The key selectivity comes from sequence complementarity: oligonucleotide probes are designed to hybridize with abundant rRNA molecules in the total RNA mixture. Once those hybrids form, RNase H digestion can target the RNA paired with the probe, or probe-based capture can remove the hybridized material. The remaining sample therefore contains a higher relative proportion of non-ribosomal transcripts.
Probe-based capture and RNase H digestion remove rRNA through different routes. Digestion uses the probe-rRNA hybrid as a substrate for enzymatic cleavage, whereas capture retains the hybridized rRNA so it can be separated from the rest of the sample. Both strategies pursue the same enrichment goal, but they represent distinct ways to deplete the dominant RNA class.
Compared with poly(A) selection, rRNA removal does not rely solely on that selection strategy. This distinction matters when the experiment includes messenger RNA together with other coding or noncoding transcripts. By reducing the space occupied by abundant rRNA, the method can allocate more sequencing reads to low-abundance targets and support analyses of transcript structure and gene expression.
The immediate outcome is relative enrichment rather than creation of new transcripts. Messenger RNA and other transcripts become more represented after rRNA reduction, which can improve the usefulness of sequencing data for examining low-abundance coding and noncoding RNAs.

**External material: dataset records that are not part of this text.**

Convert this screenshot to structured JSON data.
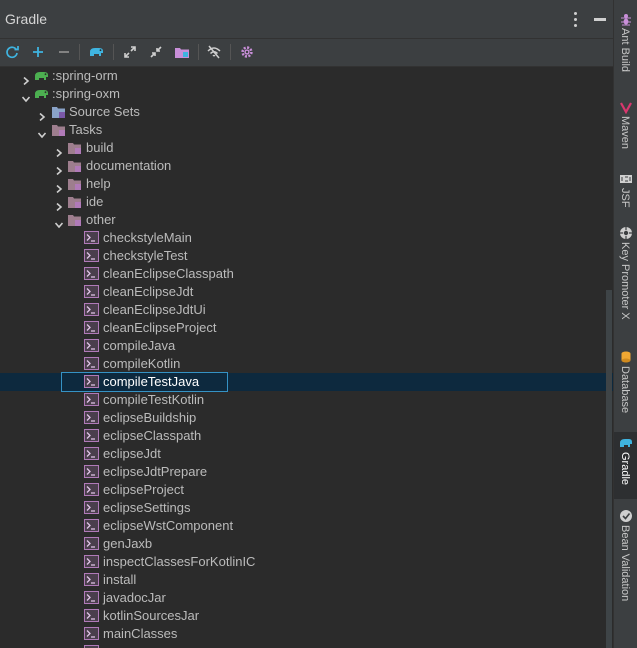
{
  "panel": {
    "title": "Gradle"
  },
  "toolbar": {
    "buttons": [
      {
        "name": "refresh-icon",
        "color": "#3fb4e0"
      },
      {
        "name": "add-icon",
        "color": "#3fb4e0"
      },
      {
        "name": "remove-icon",
        "color": "#8a8a8a"
      },
      {
        "name": "elephant-icon",
        "color": "#3fb4e0"
      },
      {
        "name": "expand-all-icon",
        "color": "#cfcfcf"
      },
      {
        "name": "collapse-all-icon",
        "color": "#cfcfcf"
      },
      {
        "name": "folder-icon",
        "color": "#c98fd9"
      },
      {
        "name": "offline-icon",
        "color": "#cfcfcf"
      },
      {
        "name": "settings-icon",
        "color": "#c98fd9"
      }
    ]
  },
  "tree": [
    {
      "label": ":spring-orm",
      "type": "project",
      "expanded": false,
      "level": 0
    },
    {
      "label": ":spring-oxm",
      "type": "project",
      "expanded": true,
      "level": 0
    },
    {
      "label": "Source Sets",
      "type": "sourceset",
      "expanded": false,
      "level": 1
    },
    {
      "label": "Tasks",
      "type": "folder",
      "expanded": true,
      "level": 1
    },
    {
      "label": "build",
      "type": "folder",
      "expanded": false,
      "level": 2
    },
    {
      "label": "documentation",
      "type": "folder",
      "expanded": false,
      "level": 2
    },
    {
      "label": "help",
      "type": "folder",
      "expanded": false,
      "level": 2
    },
    {
      "label": "ide",
      "type": "folder",
      "expanded": false,
      "level": 2
    },
    {
      "label": "other",
      "type": "folder",
      "expanded": true,
      "level": 2
    },
    {
      "label": "checkstyleMain",
      "type": "task",
      "level": 3
    },
    {
      "label": "checkstyleTest",
      "type": "task",
      "level": 3
    },
    {
      "label": "cleanEclipseClasspath",
      "type": "task",
      "level": 3
    },
    {
      "label": "cleanEclipseJdt",
      "type": "task",
      "level": 3
    },
    {
      "label": "cleanEclipseJdtUi",
      "type": "task",
      "level": 3
    },
    {
      "label": "cleanEclipseProject",
      "type": "task",
      "level": 3
    },
    {
      "label": "compileJava",
      "type": "task",
      "level": 3
    },
    {
      "label": "compileKotlin",
      "type": "task",
      "level": 3
    },
    {
      "label": "compileTestJava",
      "type": "task",
      "level": 3,
      "selected": true
    },
    {
      "label": "compileTestKotlin",
      "type": "task",
      "level": 3
    },
    {
      "label": "eclipseBuildship",
      "type": "task",
      "level": 3
    },
    {
      "label": "eclipseClasspath",
      "type": "task",
      "level": 3
    },
    {
      "label": "eclipseJdt",
      "type": "task",
      "level": 3
    },
    {
      "label": "eclipseJdtPrepare",
      "type": "task",
      "level": 3
    },
    {
      "label": "eclipseProject",
      "type": "task",
      "level": 3
    },
    {
      "label": "eclipseSettings",
      "type": "task",
      "level": 3
    },
    {
      "label": "eclipseWstComponent",
      "type": "task",
      "level": 3
    },
    {
      "label": "genJaxb",
      "type": "task",
      "level": 3
    },
    {
      "label": "inspectClassesForKotlinIC",
      "type": "task",
      "level": 3
    },
    {
      "label": "install",
      "type": "task",
      "level": 3
    },
    {
      "label": "javadocJar",
      "type": "task",
      "level": 3
    },
    {
      "label": "kotlinSourcesJar",
      "type": "task",
      "level": 3
    },
    {
      "label": "mainClasses",
      "type": "task",
      "level": 3
    },
    {
      "label": "",
      "type": "task",
      "level": 3
    }
  ],
  "side_tabs": [
    {
      "label": "Ant Build",
      "icon": "ant-icon"
    },
    {
      "label": "Maven",
      "icon": "maven-icon"
    },
    {
      "label": "JSF",
      "icon": "jsf-icon"
    },
    {
      "label": "Key Promoter X",
      "icon": "key-promoter-icon"
    },
    {
      "label": "Database",
      "icon": "database-icon"
    },
    {
      "label": "Gradle",
      "icon": "gradle-icon",
      "active": true
    },
    {
      "label": "Bean Validation",
      "icon": "bean-validation-icon"
    }
  ],
  "colors": {
    "background": "#2b2b2b",
    "selection": "#0d293e",
    "focus_border": "#3592c4",
    "gradle_green": "#4caf50",
    "task_icon": "#b07ab8"
  }
}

Researchers can also investigate transcript structure in a sample that is not restricted to poly(A)-selected molecules.
Starting with total RNA, the workflow introduces complementary oligonucleotide probes that hybridize to the targeted abundant rRNA molecules. The sample then follows one of two routes: RNase H digestion of probe-associated RNA or probe-based capture and separation. The resulting RNA fraction is used for sequencing, with more reads available for non-ribosomal transcripts.

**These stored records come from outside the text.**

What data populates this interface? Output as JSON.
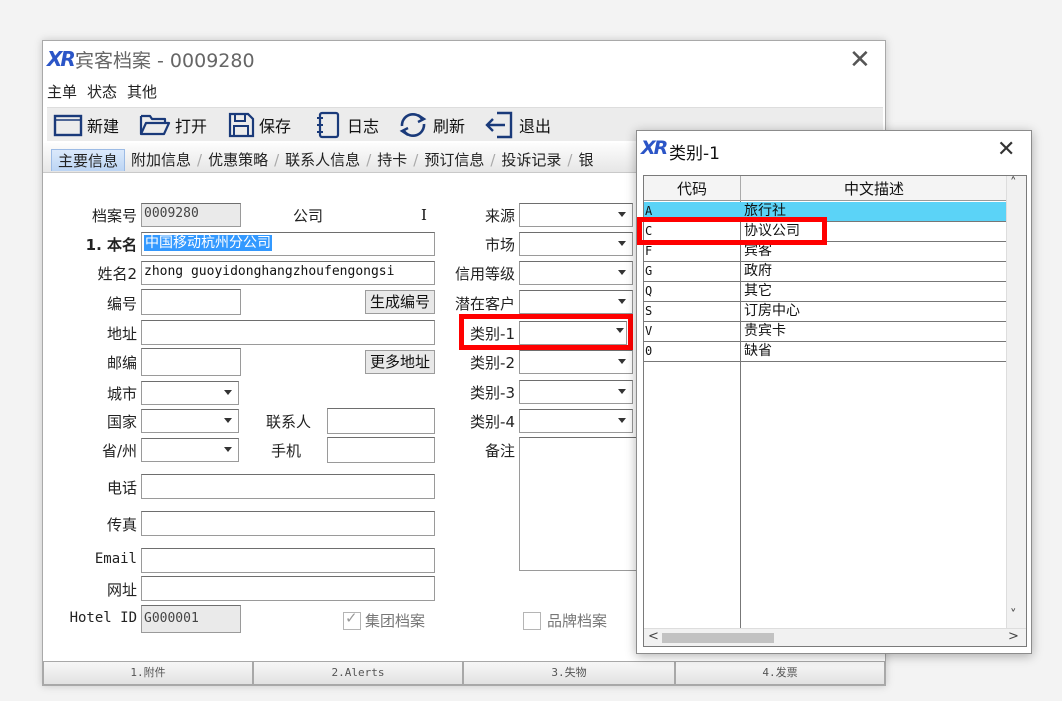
{
  "window": {
    "logo": "XR",
    "title": "宾客档案 - 0009280",
    "close": "✕"
  },
  "menu": [
    "主单",
    "状态",
    "其他"
  ],
  "toolbar": {
    "new": "新建",
    "open": "打开",
    "save": "保存",
    "log": "日志",
    "refresh": "刷新",
    "exit": "退出"
  },
  "tabs": [
    "主要信息",
    "附加信息",
    "优惠策略",
    "联系人信息",
    "持卡",
    "预订信息",
    "投诉记录",
    "银"
  ],
  "form": {
    "archive_no_label": "档案号",
    "archive_no": "0009280",
    "company_label": "公司",
    "company_flag": "I",
    "name_label": "1. 本名",
    "name": "中国移动杭州分公司",
    "name2_label": "姓名2",
    "name2": "zhong guoyidonghangzhoufengongsi",
    "code_label": "编号",
    "code": "",
    "gen_code_button": "生成编号",
    "address_label": "地址",
    "address": "",
    "zip_label": "邮编",
    "zip": "",
    "more_address_button": "更多地址",
    "city_label": "城市",
    "country_label": "国家",
    "contact_label": "联系人",
    "province_label": "省/州",
    "mobile_label": "手机",
    "phone_label": "电话",
    "fax_label": "传真",
    "email_label": "Email",
    "website_label": "网址",
    "hotel_id_label": "Hotel ID",
    "hotel_id": "G000001",
    "group_archive": "集团档案",
    "brand_archive": "品牌档案",
    "source_label": "来源",
    "market_label": "市场",
    "credit_label": "信用等级",
    "potential_label": "潜在客户",
    "category1_label": "类别-1",
    "category2_label": "类别-2",
    "category3_label": "类别-3",
    "category4_label": "类别-4",
    "remark_label": "备注"
  },
  "footer": [
    "1.附件",
    "2.Alerts",
    "3.失物",
    "4.发票"
  ],
  "popup": {
    "logo": "XR",
    "title": "类别-1",
    "close": "✕",
    "col_code": "代码",
    "col_desc": "中文描述",
    "rows": [
      {
        "code": "A",
        "desc": "旅行社"
      },
      {
        "code": "C",
        "desc": "协议公司"
      },
      {
        "code": "F",
        "desc": "宾客"
      },
      {
        "code": "G",
        "desc": "政府"
      },
      {
        "code": "Q",
        "desc": "其它"
      },
      {
        "code": "S",
        "desc": "订房中心"
      },
      {
        "code": "V",
        "desc": "贵宾卡"
      },
      {
        "code": "0",
        "desc": "缺省"
      }
    ],
    "selected_row": 0,
    "scroll_up": "˄",
    "scroll_down": "˅",
    "scroll_left": "<",
    "scroll_right": ">"
  },
  "colors": {
    "selection": "#5bd3f7",
    "highlight_box": "#ff0000",
    "tab_active": "#c8dcf6"
  }
}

It is particularly useful when researchers want sequencing access to low-abundance coding and noncoding RNAs, transcript structure, or gene expression without relying exclusively on poly(A) selection. The approach is therefore suited to transcriptomics questions requiring a broader representation of RNA species than a strategy centered only on poly(A)-selected material.

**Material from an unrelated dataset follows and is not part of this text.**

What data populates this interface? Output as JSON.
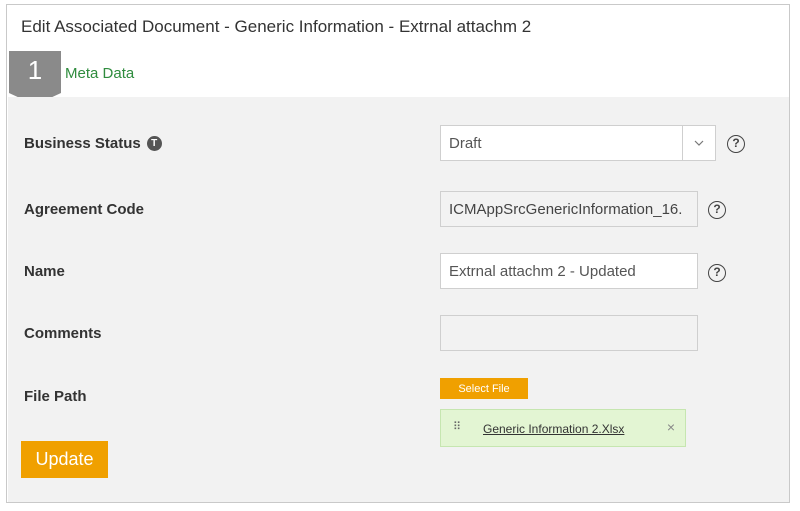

Successful depletion reduces the proportion of sequencing data dominated by abundant ribosomal molecules and increases the relative representation of messenger RNA and other transcripts. This can improve sequencing efficiency and read allocation, allowing the dataset to devote more attention to targets that may otherwise be underrepresented, including low-abundance coding and noncoding RNAs.
In biology, the method connects RNA sample preparation with questions about how genes are expressed and how transcripts are structured. Removing a highly abundant RNA class before sequencing helps researchers examine messenger RNA alongside other coding and noncoding transcripts. That broader transcript view is valuable when the study’s biological signal is not confined to poly(A)-selected RNA.